To assess our proposed method, we build a neural network and a Gaussian process model with corresponding activation and covariance functions. With the Gaussian process we estimate the covariance hyperparameters from training data. These hyperparameter values are then applied in the neural network to evaluate and compare its prediction accuracy among various hyperparameter sets. We first describe the structure of the neural network, followed by the Gaussian process model and the underlying reason for employing the marginal likelihood. Then, given the network activation function we proceed to derive a closed form representation of its counterpart covariance function.

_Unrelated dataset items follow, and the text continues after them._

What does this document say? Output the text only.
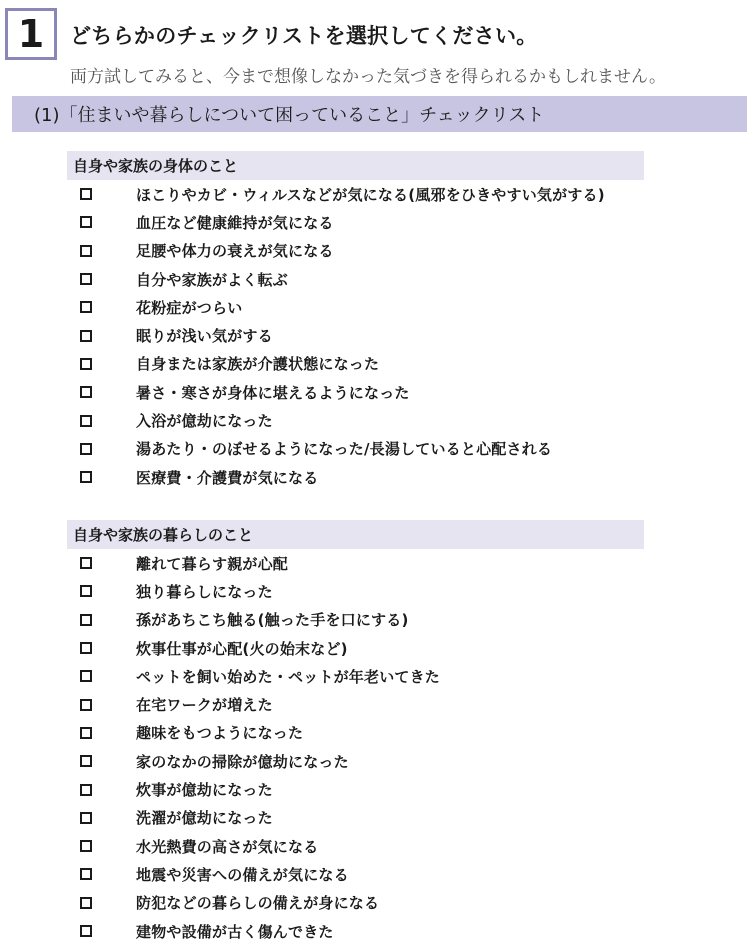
1 どちらかのチェックリストを選択してください。
両方試してみると、今まで想像しなかった気づきを得られるかもしれません。
(1)「住まいや暮らしについて困っていること」チェックリスト
自身や家族の身体のこと
ほこりやカビ・ウィルスなどが気になる(風邪をひきやすい気がする)
血圧など健康維持が気になる
足腰や体力の衰えが気になる
自分や家族がよく転ぶ
花粉症がつらい
眠りが浅い気がする
自身または家族が介護状態になった
暑さ・寒さが身体に堪えるようになった
入浴が億劫になった
湯あたり・のぼせるようになった/長湯していると心配される
医療費・介護費が気になる
自身や家族の暮らしのこと
離れて暮らす親が心配
独り暮らしになった
孫があちこち触る(触った手を口にする)
炊事仕事が心配(火の始末など)
ペットを飼い始めた・ペットが年老いてきた
在宅ワークが増えた
趣味をもつようになった
家のなかの掃除が億劫になった
炊事が億劫になった
洗濯が億劫になった
水光熱費の高さが気になる
地震や災害への備えが気になる
防犯などの暮らしの備えが身になる
建物や設備が古く傷んできた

2.1. SINGLE-HIDDEN-LAYER NEURAL NETWORKS

Our neural network model is a fully-connected, single-hidden-layer feedforward network with 2000 hidden nodes and rectified linear unit (ReLU) activation function. Following (Lee et al., 2018) , we conduct our empirical study by considering classifying MNIST images as regression prediction. Inasmuch as the network is designed for regression, we choose the mean square error (MSE) loss as its objective function, along with Adam optimizer, and accuracy as the performance metric. In addition, one-hot encoding is utilized to generate class labels, where an incorrectly labeled class is designated -0.1, and a correctly labeled class 0.9 . For example, the one-hot representation of the integer 7 is given by [-0.1, -0.1, -0.1, -0.1, -0.1, -0.1, -0.1, 0.9, -0.1, -0.1]. 



Figure 1: A single-hidden-layer, fully-connected feedforward neural network for regression prediction. Left panel: Structural diagram of the neural network. Right panel: ReLU activation function: φ(a) := (a) + = max(0, a) = a for a ≥ 0; φ(a) = 0 otherwise.